Last edited by jeeping68; 01-21-2009 at 10:27 AM.
Reason: Automerged Doublepost
Looks pretty strange - spark almost never should go down, then up, as load increases - always should go down (and then PE can add ~2 deg when running rich). I see several waves in the table almost as if it's not reading the right table, or not reading the right one correctly.
Low to mid load can be a little flat, and then decrease as load increases. 34 to 40 degrees at high RPM low load is usually fine.
You can try it, but check the no/medium load condition at higher RPMs to see if it likes a little less timing than that (can hold it at constant throttle in neutral, and drop the timing while emulating, and see if the RPMs drop or rise the instant it updates the spark advance).
Also, probably take a little off the 35 degrees at high load high RPM at first (and also check how much PE spark there is at that point), and inch it forward if you feel like getting the most out of it. Do you have a G-Tech and wideband? I don't know how much spark your combination needs, but I usually play it safe for a driver car (meaning keep it on the rich side of 12.5, and >2 degrees from knock).
Emulating is one thing I haven't had any experience with yet. Are there some good resources you could recommend on what it requires and how to get started?
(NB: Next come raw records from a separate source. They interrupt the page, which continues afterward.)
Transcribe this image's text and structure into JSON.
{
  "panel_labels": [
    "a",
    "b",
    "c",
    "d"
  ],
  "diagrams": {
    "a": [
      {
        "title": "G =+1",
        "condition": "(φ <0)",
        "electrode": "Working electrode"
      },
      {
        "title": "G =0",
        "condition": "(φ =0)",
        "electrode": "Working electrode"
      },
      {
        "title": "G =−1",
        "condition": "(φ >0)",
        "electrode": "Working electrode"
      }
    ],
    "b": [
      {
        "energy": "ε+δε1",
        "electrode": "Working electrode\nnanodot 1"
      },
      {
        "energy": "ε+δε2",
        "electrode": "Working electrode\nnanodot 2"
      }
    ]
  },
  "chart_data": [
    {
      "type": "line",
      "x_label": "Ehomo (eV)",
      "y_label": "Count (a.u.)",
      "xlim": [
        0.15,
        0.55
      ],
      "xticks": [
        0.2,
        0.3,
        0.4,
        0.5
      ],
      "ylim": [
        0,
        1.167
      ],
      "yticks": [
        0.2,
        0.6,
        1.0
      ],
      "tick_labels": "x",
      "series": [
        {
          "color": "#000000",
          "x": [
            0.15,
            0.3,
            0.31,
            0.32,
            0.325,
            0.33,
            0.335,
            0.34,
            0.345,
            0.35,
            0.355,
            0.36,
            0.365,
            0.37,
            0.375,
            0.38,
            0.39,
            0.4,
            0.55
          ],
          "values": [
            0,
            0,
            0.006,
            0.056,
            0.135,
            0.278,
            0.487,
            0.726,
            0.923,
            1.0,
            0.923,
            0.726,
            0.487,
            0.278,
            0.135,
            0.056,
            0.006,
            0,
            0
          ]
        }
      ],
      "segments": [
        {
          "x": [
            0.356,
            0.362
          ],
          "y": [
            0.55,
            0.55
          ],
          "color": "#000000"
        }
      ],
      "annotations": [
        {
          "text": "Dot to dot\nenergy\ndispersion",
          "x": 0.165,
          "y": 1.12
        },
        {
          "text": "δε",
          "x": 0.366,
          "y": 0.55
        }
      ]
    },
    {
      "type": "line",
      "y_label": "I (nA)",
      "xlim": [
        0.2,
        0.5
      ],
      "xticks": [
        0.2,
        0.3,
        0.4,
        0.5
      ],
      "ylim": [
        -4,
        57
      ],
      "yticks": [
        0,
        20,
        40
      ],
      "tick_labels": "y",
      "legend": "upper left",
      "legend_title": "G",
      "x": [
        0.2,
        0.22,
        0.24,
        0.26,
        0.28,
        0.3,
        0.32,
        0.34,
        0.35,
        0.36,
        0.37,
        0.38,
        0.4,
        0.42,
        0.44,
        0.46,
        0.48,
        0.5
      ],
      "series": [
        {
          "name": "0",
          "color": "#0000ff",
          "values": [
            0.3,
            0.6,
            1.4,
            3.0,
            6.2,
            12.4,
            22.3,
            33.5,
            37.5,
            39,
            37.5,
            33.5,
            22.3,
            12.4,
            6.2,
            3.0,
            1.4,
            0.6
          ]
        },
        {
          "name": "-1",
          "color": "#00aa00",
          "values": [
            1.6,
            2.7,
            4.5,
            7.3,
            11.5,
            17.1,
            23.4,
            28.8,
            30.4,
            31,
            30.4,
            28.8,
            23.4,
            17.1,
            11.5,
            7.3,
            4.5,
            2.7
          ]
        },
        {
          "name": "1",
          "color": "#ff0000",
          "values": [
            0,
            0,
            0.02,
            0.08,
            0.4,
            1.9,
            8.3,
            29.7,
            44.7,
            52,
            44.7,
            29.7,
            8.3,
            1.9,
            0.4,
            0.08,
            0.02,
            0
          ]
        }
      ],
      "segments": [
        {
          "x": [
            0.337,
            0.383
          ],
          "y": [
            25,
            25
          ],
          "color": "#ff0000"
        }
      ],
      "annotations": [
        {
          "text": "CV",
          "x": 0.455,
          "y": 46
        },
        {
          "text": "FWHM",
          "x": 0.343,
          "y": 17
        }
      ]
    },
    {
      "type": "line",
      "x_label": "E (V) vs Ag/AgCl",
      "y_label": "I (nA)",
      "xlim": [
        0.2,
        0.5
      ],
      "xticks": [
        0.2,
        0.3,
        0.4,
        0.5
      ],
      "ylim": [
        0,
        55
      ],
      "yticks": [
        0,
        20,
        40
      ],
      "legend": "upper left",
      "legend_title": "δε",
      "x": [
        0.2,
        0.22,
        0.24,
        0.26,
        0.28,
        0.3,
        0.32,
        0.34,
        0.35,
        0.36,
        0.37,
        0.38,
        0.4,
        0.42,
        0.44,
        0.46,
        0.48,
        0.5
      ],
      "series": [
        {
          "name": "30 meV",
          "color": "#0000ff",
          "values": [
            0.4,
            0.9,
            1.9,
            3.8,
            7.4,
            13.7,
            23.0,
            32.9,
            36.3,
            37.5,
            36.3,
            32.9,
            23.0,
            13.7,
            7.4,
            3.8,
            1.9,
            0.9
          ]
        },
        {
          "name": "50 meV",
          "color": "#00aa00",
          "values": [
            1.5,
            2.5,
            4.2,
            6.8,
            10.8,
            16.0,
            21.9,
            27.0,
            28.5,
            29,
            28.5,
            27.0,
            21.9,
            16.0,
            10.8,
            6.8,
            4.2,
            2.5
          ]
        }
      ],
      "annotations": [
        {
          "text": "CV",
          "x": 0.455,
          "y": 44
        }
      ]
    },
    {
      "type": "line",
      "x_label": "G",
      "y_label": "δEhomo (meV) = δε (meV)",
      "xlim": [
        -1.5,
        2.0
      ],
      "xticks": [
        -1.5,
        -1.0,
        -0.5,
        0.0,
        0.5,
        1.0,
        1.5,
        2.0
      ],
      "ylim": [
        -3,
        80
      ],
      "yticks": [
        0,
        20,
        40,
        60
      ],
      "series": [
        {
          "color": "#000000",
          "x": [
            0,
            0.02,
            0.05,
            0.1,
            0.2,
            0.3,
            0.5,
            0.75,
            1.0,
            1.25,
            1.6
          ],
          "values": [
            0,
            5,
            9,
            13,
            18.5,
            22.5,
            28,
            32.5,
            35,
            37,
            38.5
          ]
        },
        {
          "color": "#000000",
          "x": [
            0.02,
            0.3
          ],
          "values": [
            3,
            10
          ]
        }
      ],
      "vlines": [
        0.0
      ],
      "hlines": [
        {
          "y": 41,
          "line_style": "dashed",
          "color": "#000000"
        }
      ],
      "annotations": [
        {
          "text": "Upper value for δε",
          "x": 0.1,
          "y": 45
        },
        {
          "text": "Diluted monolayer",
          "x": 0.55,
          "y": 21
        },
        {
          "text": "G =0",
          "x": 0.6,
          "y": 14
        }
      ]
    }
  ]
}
Autoprom (what I use) or Ostrich or a few other things, combined with TunerPro RT (what I use) or Tuner Cat (I think it can do emulation, not sure). With Autoprom and TunerPro RT emulation, you can connect the Autoprom to an adapter board, which goes in place of your normal prom board, and it runs the car from the Autoprom memory. With emulation, you can make changes on the fly without turning the key off or anything.
__________________ -Jeremy- EFI Calibration Engineer, Director of R&D, Software Designer, System Department Manager (Fuel Injection Technologies - dianpen.com) - Living in China since Nov '04!!!
86 Z28 - rusty, tired, needs to be put to sleep - 89 GTA 5.7L needs new paint and the parts on the shelf installed, 79 Malibu Classic with '91 L98, 4L60, 3.73
I use TunerCat to burn my chips. I like it, but I've started to use TunerPro a little bit and now that I'm getting used to it, I'm actually using that more often than TunerCat. TunerCat will interface with emulaters, I'm just not sure which ones yet. I just ordered my wideband scanner, so I'm going to have to wait a little bit before I get the emulator.
Thanks for everyone's advice on this post. With your help, I am lightyears ahead of where I was when I first started.